A team of scientists has helped crack one of the secrets of a plant used as the traditional Chinese medicine. The research led by Professor Cathie Martin of the John Innes Centre revealed how a plant used in traditional Chinese medicine produces compounds which may help to treat cancer and liver diseases, according to The Hindustan Times.
The Chinese skullcap, Scutellaria baicalensis, otherwise known in Chinese medicine as Huang-Qin, is traditionally used as a treatment for fever, liver and lung complaints.
Previous research on cells cultured in the lab has shown that certain compounds called flavones, found in the roots of this plant, not only have beneficial anti-viral and anti-oxidant effects, but they can also kill human cancers while leaving healthy cells untouched. In live animal models, these flavones have also halted tumour growth, offering hope that they may one day lead to effective cancer treatments, or even cures.
As a group of compounds, the flavones are relatively well understood. But the beneficial flavones found in Huang-Qin roots, such as wogonin and baicalin, are different: a missing -OH (hydroxyl) group in their chemical structure left scientists scratching their heads as to how they were made in the plant.
Lead author Cathie Martin explained that many flavones are synthesised using a compound called naringenin as a building block. But naringenin has this -OH group attached to it, and there is no known enzyme that will remove it to produce the flavones we find in Huang-Qin roots.
Working in collaboration with Chinese scientists, Cathie and her team explored the possibility that Huang-Qin’s root-specific flavones (RSFs) were made via a different biochemical pathway.

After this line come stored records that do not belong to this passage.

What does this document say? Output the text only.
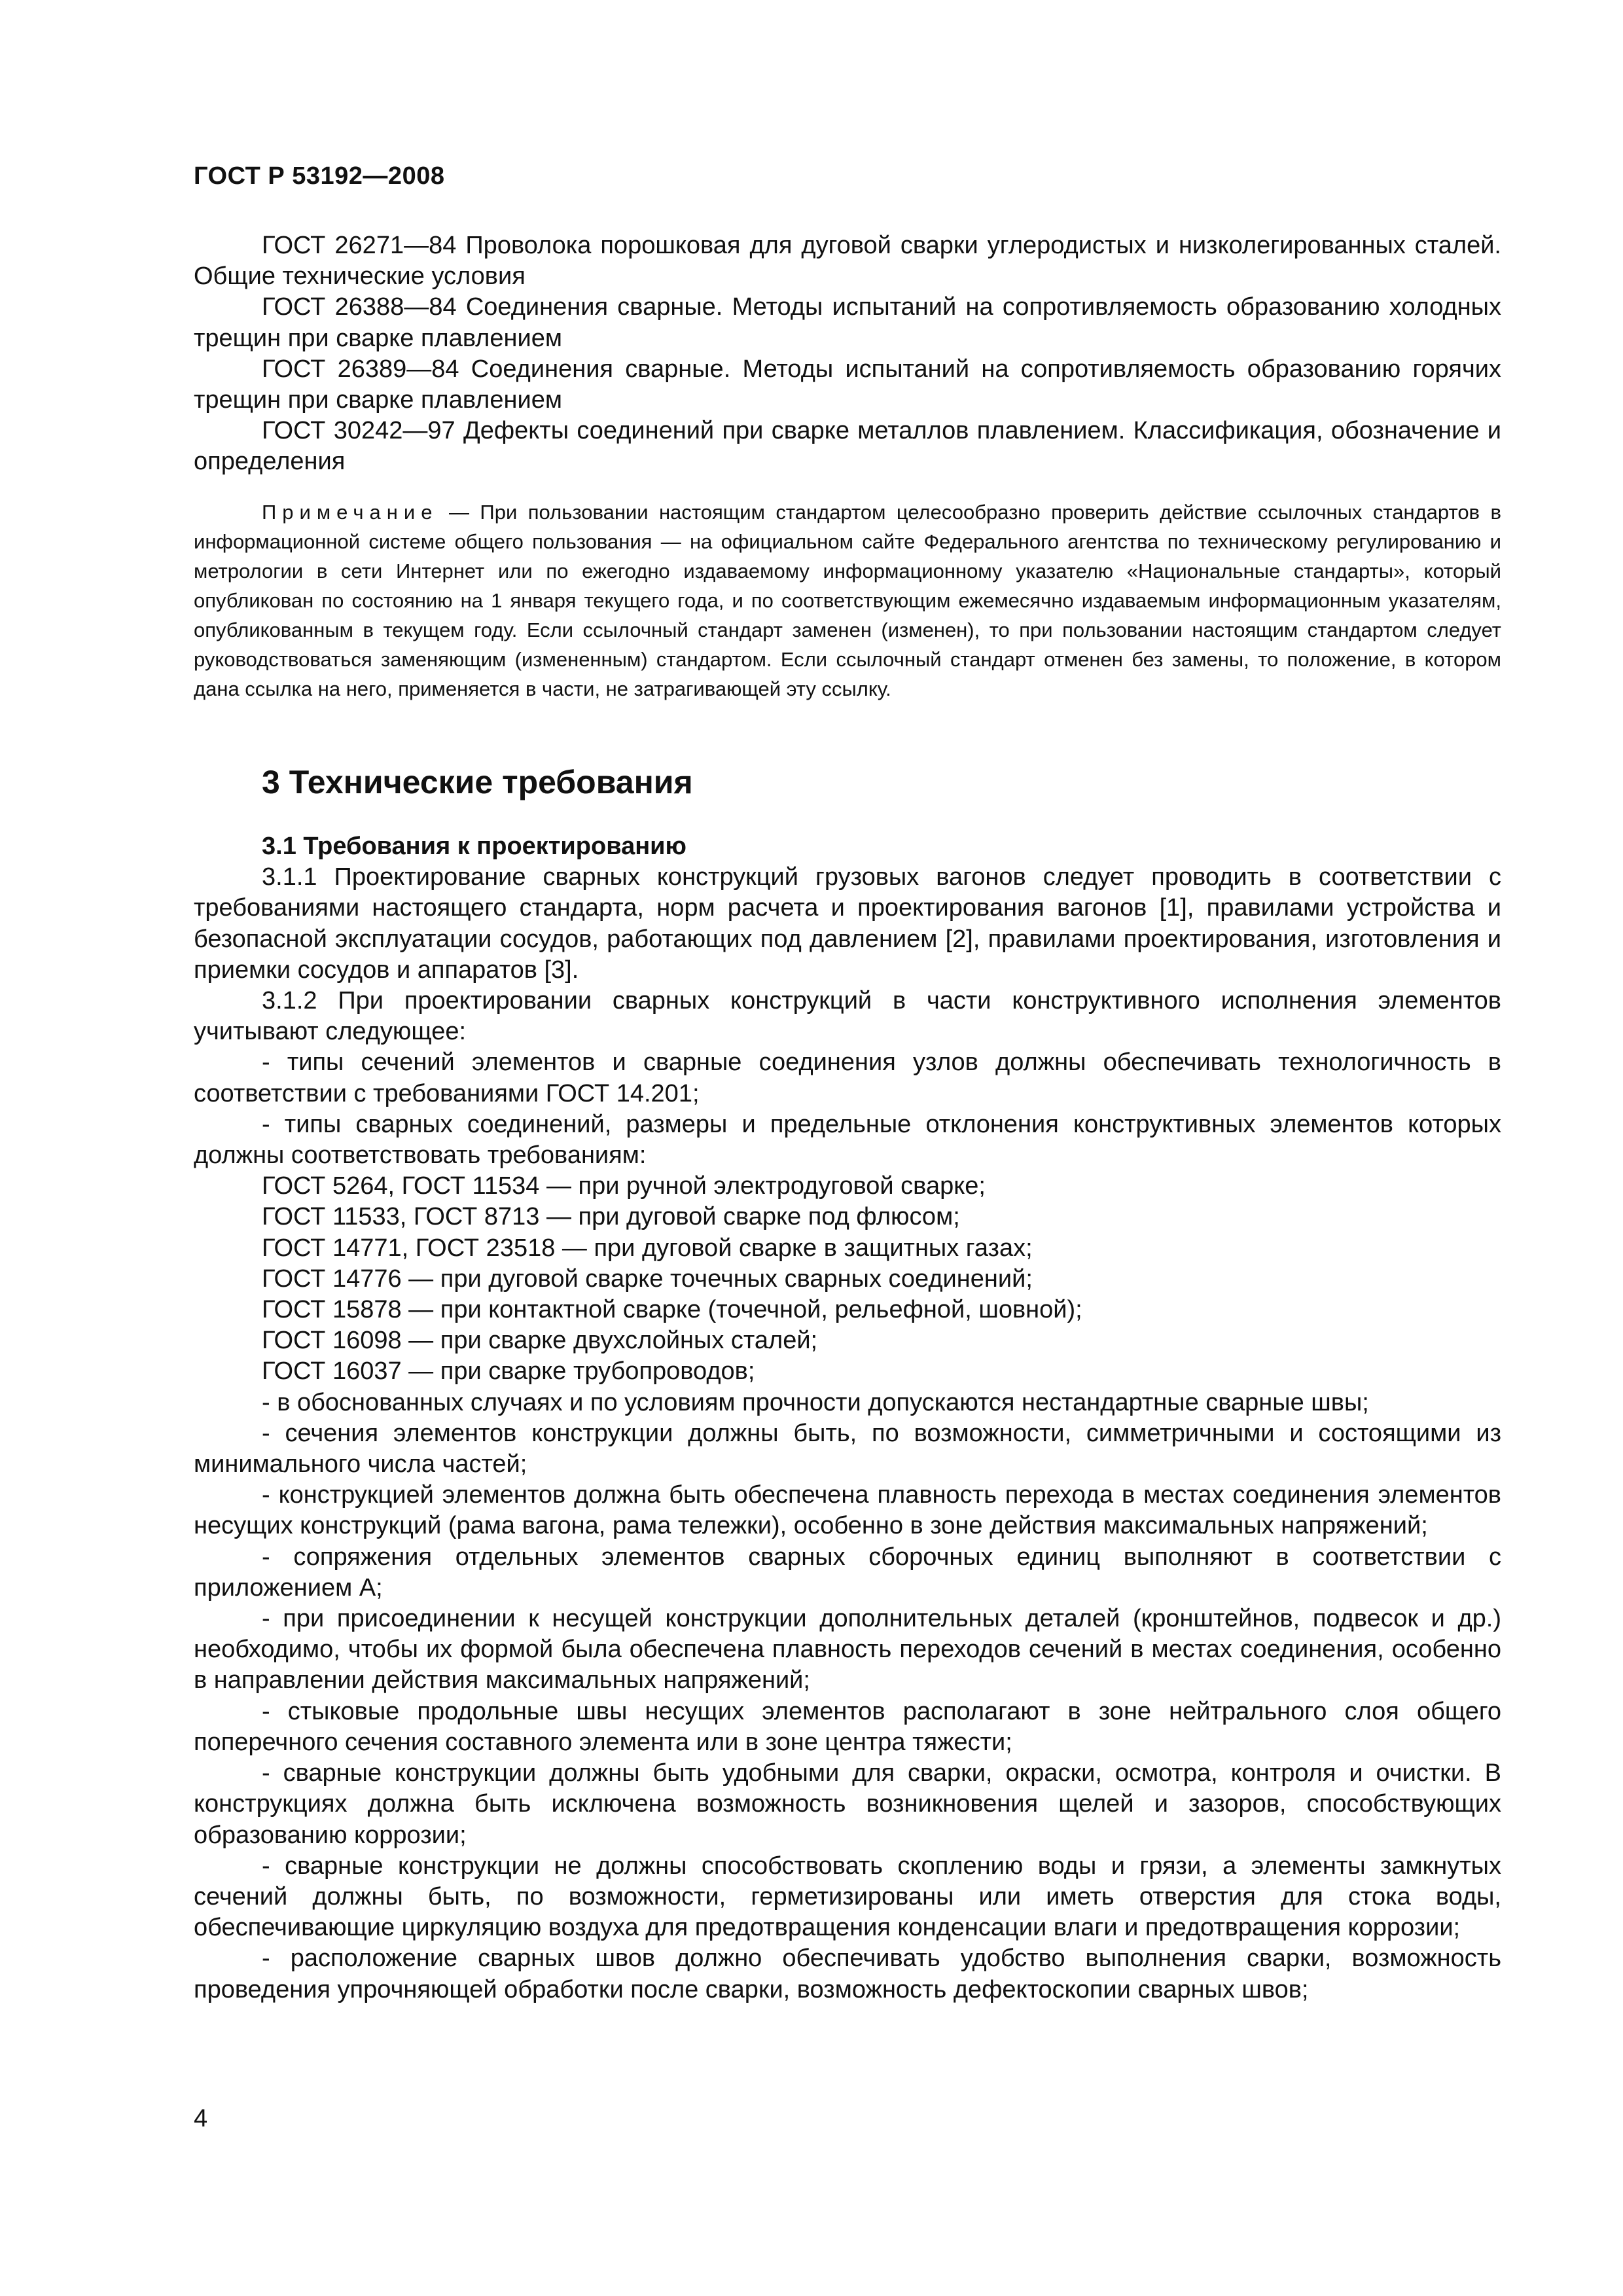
ГОСТ Р 53192—2008

ГОСТ 26271—84 Проволока порошковая для дуговой сварки углеродистых и низколегированных сталей. Общие технические условия

ГОСТ 26388—84 Соединения сварные. Методы испытаний на сопротивляемость образованию холодных трещин при сварке плавлением

ГОСТ 26389—84 Соединения сварные. Методы испытаний на сопротивляемость образованию горячих трещин при сварке плавлением

ГОСТ 30242—97 Дефекты соединений при сварке металлов плавлением. Классификация, обозначение и определения

Примечание — При пользовании настоящим стандартом целесообразно проверить действие ссылочных стандартов в информационной системе общего пользования — на официальном сайте Федерального агентства по техническому регулированию и метрологии в сети Интернет или по ежегодно издаваемому информационному указателю «Национальные стандарты», который опубликован по состоянию на 1 января текущего года, и по соответствующим ежемесячно издаваемым информационным указателям, опубликованным в текущем году. Если ссылочный стандарт заменен (изменен), то при пользовании настоящим стандартом следует руководствоваться заменяющим (измененным) стандартом. Если ссылочный стандарт отменен без замены, то положение, в котором дана ссылка на него, применяется в части, не затрагивающей эту ссылку.

3 Технические требования

3.1 Требования к проектированию

3.1.1 Проектирование сварных конструкций грузовых вагонов следует проводить в соответствии с требованиями настоящего стандарта, норм расчета и проектирования вагонов [1], правилами устройства и безопасной эксплуатации сосудов, работающих под давлением [2], правилами проектирования, изготовления и приемки сосудов и аппаратов [3].

3.1.2 При проектировании сварных конструкций в части конструктивного исполнения элементов учитывают следующее:

- типы сечений элементов и сварные соединения узлов должны обеспечивать технологичность в соответствии с требованиями ГОСТ 14.201;

- типы сварных соединений, размеры и предельные отклонения конструктивных элементов которых должны соответствовать требованиям:

ГОСТ 5264, ГОСТ 11534 — при ручной электродуговой сварке;

ГОСТ 11533, ГОСТ 8713 — при дуговой сварке под флюсом;

ГОСТ 14771, ГОСТ 23518 — при дуговой сварке в защитных газах;

ГОСТ 14776 — при дуговой сварке точечных сварных соединений;

ГОСТ 15878 — при контактной сварке (точечной, рельефной, шовной);

ГОСТ 16098 — при сварке двухслойных сталей;

ГОСТ 16037 — при сварке трубопроводов;

- в обоснованных случаях и по условиям прочности допускаются нестандартные сварные швы;

- сечения элементов конструкции должны быть, по возможности, симметричными и состоящими из минимального числа частей;

- конструкцией элементов должна быть обеспечена плавность перехода в местах соединения элементов несущих конструкций (рама вагона, рама тележки), особенно в зоне действия максимальных напряжений;

- сопряжения отдельных элементов сварных сборочных единиц выполняют в соответствии с приложением А;

- при присоединении к несущей конструкции дополнительных деталей (кронштейнов, подвесок и др.) необходимо, чтобы их формой была обеспечена плавность переходов сечений в местах соединения, особенно в направлении действия максимальных напряжений;

- стыковые продольные швы несущих элементов располагают в зоне нейтрального слоя общего поперечного сечения составного элемента или в зоне центра тяжести;

- сварные конструкции должны быть удобными для сварки, окраски, осмотра, контроля и очистки. В конструкциях должна быть исключена возможность возникновения щелей и зазоров, способствующих образованию коррозии;

- сварные конструкции не должны способствовать скоплению воды и грязи, а элементы замкнутых сечений должны быть, по возможности, герметизированы или иметь отверстия для стока воды, обеспечивающие циркуляцию воздуха для предотвращения конденсации влаги и предотвращения коррозии;

- расположение сварных швов должно обеспечивать удобство выполнения сварки, возможность проведения упрочняющей обработки после сварки, возможность дефектоскопии сварных швов;

4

Step-by-step, the scientists unravelled the mechanism involving new enzymes that make RSFs using a different building block called chrysin.
“We believe that this biosynthetic pathway has evolved relatively recently in Scutellaria roots, diverging from the classical pathway that produces flavones in leaves and flowers, specifically to produce chrysin and its derived flavones,” said Martin. The study is published in Science Advances.